Question

It is given that $a,b,c$ are mutually perpendicular vectors of equal magnitudes.
Statement I vector $(a+b+c)$ is equally inclined to $a,b$ and $c$.
Statement II If $\alpha ,\beta$ and $\gamma$ are the angles at which $(a+b+c)$ is inclined to $a,b$ and $c$, then $\alpha =\beta =\gamma$.

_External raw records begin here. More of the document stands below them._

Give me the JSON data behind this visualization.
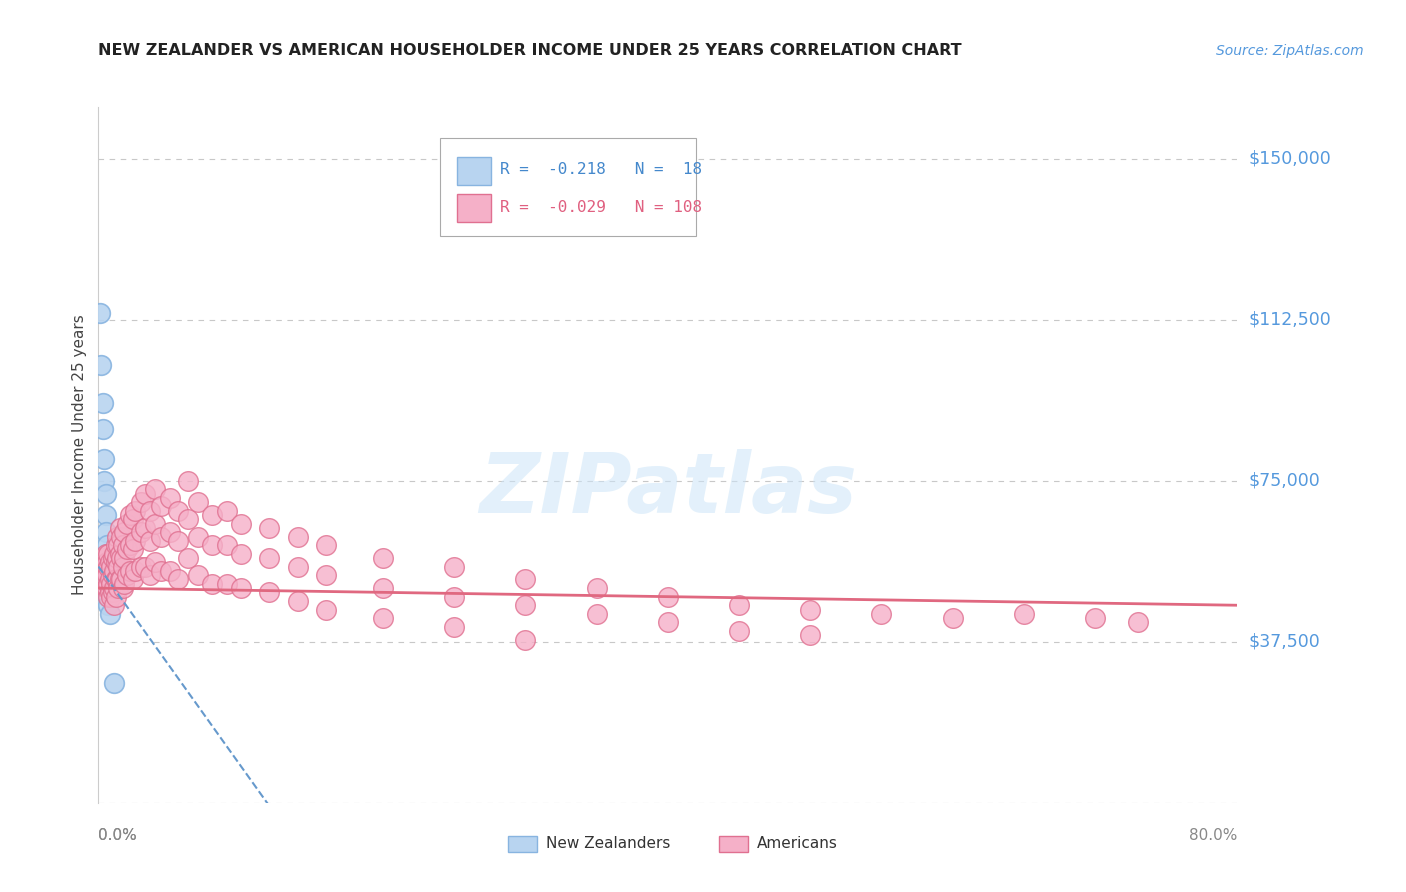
{
  "title": "NEW ZEALANDER VS AMERICAN HOUSEHOLDER INCOME UNDER 25 YEARS CORRELATION CHART",
  "source": "Source: ZipAtlas.com",
  "ylabel": "Householder Income Under 25 years",
  "xlim": [
    0.0,
    0.8
  ],
  "ylim": [
    0,
    162000
  ],
  "yticks": [
    0,
    37500,
    75000,
    112500,
    150000
  ],
  "ytick_labels": [
    "",
    "$37,500",
    "$75,000",
    "$112,500",
    "$150,000"
  ],
  "background_color": "#ffffff",
  "grid_color": "#c8c8c8",
  "nz_color": "#b8d4f0",
  "nz_edge_color": "#88b4e0",
  "us_color": "#f5b0c8",
  "us_edge_color": "#e07090",
  "nz_R": "-0.218",
  "nz_N": "18",
  "us_R": "-0.029",
  "us_N": "108",
  "nz_trendline_color": "#6699cc",
  "us_trendline_color": "#e06880",
  "watermark": "ZIPatlas",
  "nz_points": [
    [
      0.001,
      114000
    ],
    [
      0.002,
      102000
    ],
    [
      0.003,
      93000
    ],
    [
      0.003,
      87000
    ],
    [
      0.004,
      80000
    ],
    [
      0.004,
      75000
    ],
    [
      0.005,
      72000
    ],
    [
      0.005,
      67000
    ],
    [
      0.005,
      63000
    ],
    [
      0.006,
      60000
    ],
    [
      0.006,
      58000
    ],
    [
      0.006,
      55000
    ],
    [
      0.006,
      52000
    ],
    [
      0.007,
      50000
    ],
    [
      0.007,
      48000
    ],
    [
      0.007,
      46000
    ],
    [
      0.008,
      44000
    ],
    [
      0.011,
      28000
    ]
  ],
  "us_points": [
    [
      0.003,
      57000
    ],
    [
      0.004,
      55000
    ],
    [
      0.004,
      52000
    ],
    [
      0.005,
      58000
    ],
    [
      0.005,
      54000
    ],
    [
      0.005,
      50000
    ],
    [
      0.006,
      56000
    ],
    [
      0.006,
      53000
    ],
    [
      0.006,
      50000
    ],
    [
      0.007,
      58000
    ],
    [
      0.007,
      55000
    ],
    [
      0.007,
      51000
    ],
    [
      0.007,
      48000
    ],
    [
      0.008,
      56000
    ],
    [
      0.008,
      52000
    ],
    [
      0.008,
      49000
    ],
    [
      0.009,
      55000
    ],
    [
      0.009,
      51000
    ],
    [
      0.009,
      48000
    ],
    [
      0.01,
      57000
    ],
    [
      0.01,
      53000
    ],
    [
      0.01,
      49000
    ],
    [
      0.011,
      58000
    ],
    [
      0.011,
      54000
    ],
    [
      0.011,
      50000
    ],
    [
      0.011,
      46000
    ],
    [
      0.012,
      60000
    ],
    [
      0.012,
      56000
    ],
    [
      0.012,
      52000
    ],
    [
      0.012,
      48000
    ],
    [
      0.013,
      62000
    ],
    [
      0.013,
      57000
    ],
    [
      0.013,
      52000
    ],
    [
      0.014,
      60000
    ],
    [
      0.014,
      55000
    ],
    [
      0.014,
      50000
    ],
    [
      0.015,
      64000
    ],
    [
      0.015,
      58000
    ],
    [
      0.015,
      52000
    ],
    [
      0.016,
      62000
    ],
    [
      0.016,
      57000
    ],
    [
      0.016,
      52000
    ],
    [
      0.017,
      60000
    ],
    [
      0.017,
      55000
    ],
    [
      0.017,
      50000
    ],
    [
      0.018,
      63000
    ],
    [
      0.018,
      57000
    ],
    [
      0.018,
      51000
    ],
    [
      0.02,
      65000
    ],
    [
      0.02,
      59000
    ],
    [
      0.02,
      53000
    ],
    [
      0.022,
      67000
    ],
    [
      0.022,
      60000
    ],
    [
      0.022,
      54000
    ],
    [
      0.024,
      66000
    ],
    [
      0.024,
      59000
    ],
    [
      0.024,
      52000
    ],
    [
      0.026,
      68000
    ],
    [
      0.026,
      61000
    ],
    [
      0.026,
      54000
    ],
    [
      0.03,
      70000
    ],
    [
      0.03,
      63000
    ],
    [
      0.03,
      55000
    ],
    [
      0.033,
      72000
    ],
    [
      0.033,
      64000
    ],
    [
      0.033,
      55000
    ],
    [
      0.036,
      68000
    ],
    [
      0.036,
      61000
    ],
    [
      0.036,
      53000
    ],
    [
      0.04,
      73000
    ],
    [
      0.04,
      65000
    ],
    [
      0.04,
      56000
    ],
    [
      0.044,
      69000
    ],
    [
      0.044,
      62000
    ],
    [
      0.044,
      54000
    ],
    [
      0.05,
      71000
    ],
    [
      0.05,
      63000
    ],
    [
      0.05,
      54000
    ],
    [
      0.056,
      68000
    ],
    [
      0.056,
      61000
    ],
    [
      0.056,
      52000
    ],
    [
      0.063,
      75000
    ],
    [
      0.063,
      66000
    ],
    [
      0.063,
      57000
    ],
    [
      0.07,
      70000
    ],
    [
      0.07,
      62000
    ],
    [
      0.07,
      53000
    ],
    [
      0.08,
      67000
    ],
    [
      0.08,
      60000
    ],
    [
      0.08,
      51000
    ],
    [
      0.09,
      68000
    ],
    [
      0.09,
      60000
    ],
    [
      0.09,
      51000
    ],
    [
      0.1,
      65000
    ],
    [
      0.1,
      58000
    ],
    [
      0.1,
      50000
    ],
    [
      0.12,
      64000
    ],
    [
      0.12,
      57000
    ],
    [
      0.12,
      49000
    ],
    [
      0.14,
      62000
    ],
    [
      0.14,
      55000
    ],
    [
      0.14,
      47000
    ],
    [
      0.16,
      60000
    ],
    [
      0.16,
      53000
    ],
    [
      0.16,
      45000
    ],
    [
      0.2,
      57000
    ],
    [
      0.2,
      50000
    ],
    [
      0.2,
      43000
    ],
    [
      0.25,
      55000
    ],
    [
      0.25,
      48000
    ],
    [
      0.25,
      41000
    ],
    [
      0.3,
      52000
    ],
    [
      0.3,
      46000
    ],
    [
      0.3,
      38000
    ],
    [
      0.35,
      50000
    ],
    [
      0.35,
      44000
    ],
    [
      0.4,
      48000
    ],
    [
      0.4,
      42000
    ],
    [
      0.45,
      46000
    ],
    [
      0.45,
      40000
    ],
    [
      0.5,
      45000
    ],
    [
      0.5,
      39000
    ],
    [
      0.55,
      44000
    ],
    [
      0.6,
      43000
    ],
    [
      0.65,
      44000
    ],
    [
      0.7,
      43000
    ],
    [
      0.73,
      42000
    ]
  ]
}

• A. Statement I is true; statement II is true; statement II is a correct explanation for statement I
• B. Statement I is true; statement II is true; statement II is not a correct explanation for statement I
• C. Statement I is true; statement II is false
• D. Statement I is false; statement II is true

Answer 1

Answer: (A)

If $a,b$ and $c$ are mutually perpendicular vectors, then $a\cdot b=b\cdot c=c\cdot a=0$
Given,
$a\cdot b=b\cdot c=c\cdot a=0$
$(\because a,b,c$ are mutually perpendicular)
It is also given that $|a|=|b|=|c|(\because$ All the vectors have same magnitude. Let vector $(a+b+c)$ be inclined to $a,b$ and $c$ at angles $\alpha ,\beta$ and $\gamma$, respectively.
Then, we have
$\cos \alpha =\frac{(a+b+c)\cdot a}{|a+b+c||a|}=\frac{a\cdot a+b\cdot a+c\cdot a}{|a+b+c||a|}$
$=\frac{a\cdot a+0+0}{|a+b+c||a|}$
$=\frac{|a{|}^2}{|a+b+c||a|}(\because a\cdot b=c\cdot b=0)$
$=\frac{|a|}{|a+b+c|}$
$\cos \beta =\frac{(a+b+c)\cdot b}{|a+b+c|\cdot |b|}=\frac{a\cdot b+b\cdot b+c\cdot b}{|a+b+c||b|}$
$=\frac{b\cdot b0+0}{|a+b+c||b|}=\frac{|b|}{|a+b+c||b|}$
$=\frac{|b|}{|a+b+c|}(a\cdot b=c\cdot b=0)$
$\cos \gamma =\frac{(a+b+c)\cdot c}{|a+b+c||c|}=\frac{a\cdot c+b\cdot c+c\cdot c}{|a+b+c||c|}$
$=\frac{c\cdot c+0+0}{|a+b+c||c|}(\because a\cdot c=b\cdot c=0)$
$=\frac{|c{|}^2}{|a+b+c|}=\frac{|c|}{|a+b+c|}$
Now, as $|a|=|b|=|c|$, therefore, $\cos \alpha =\cos \beta =\cos \gamma$
$\therefore \alpha =\beta =\gamma$
Hence, the vector $(a+b+c)$ is equally inclined to $a,b$ and $c$.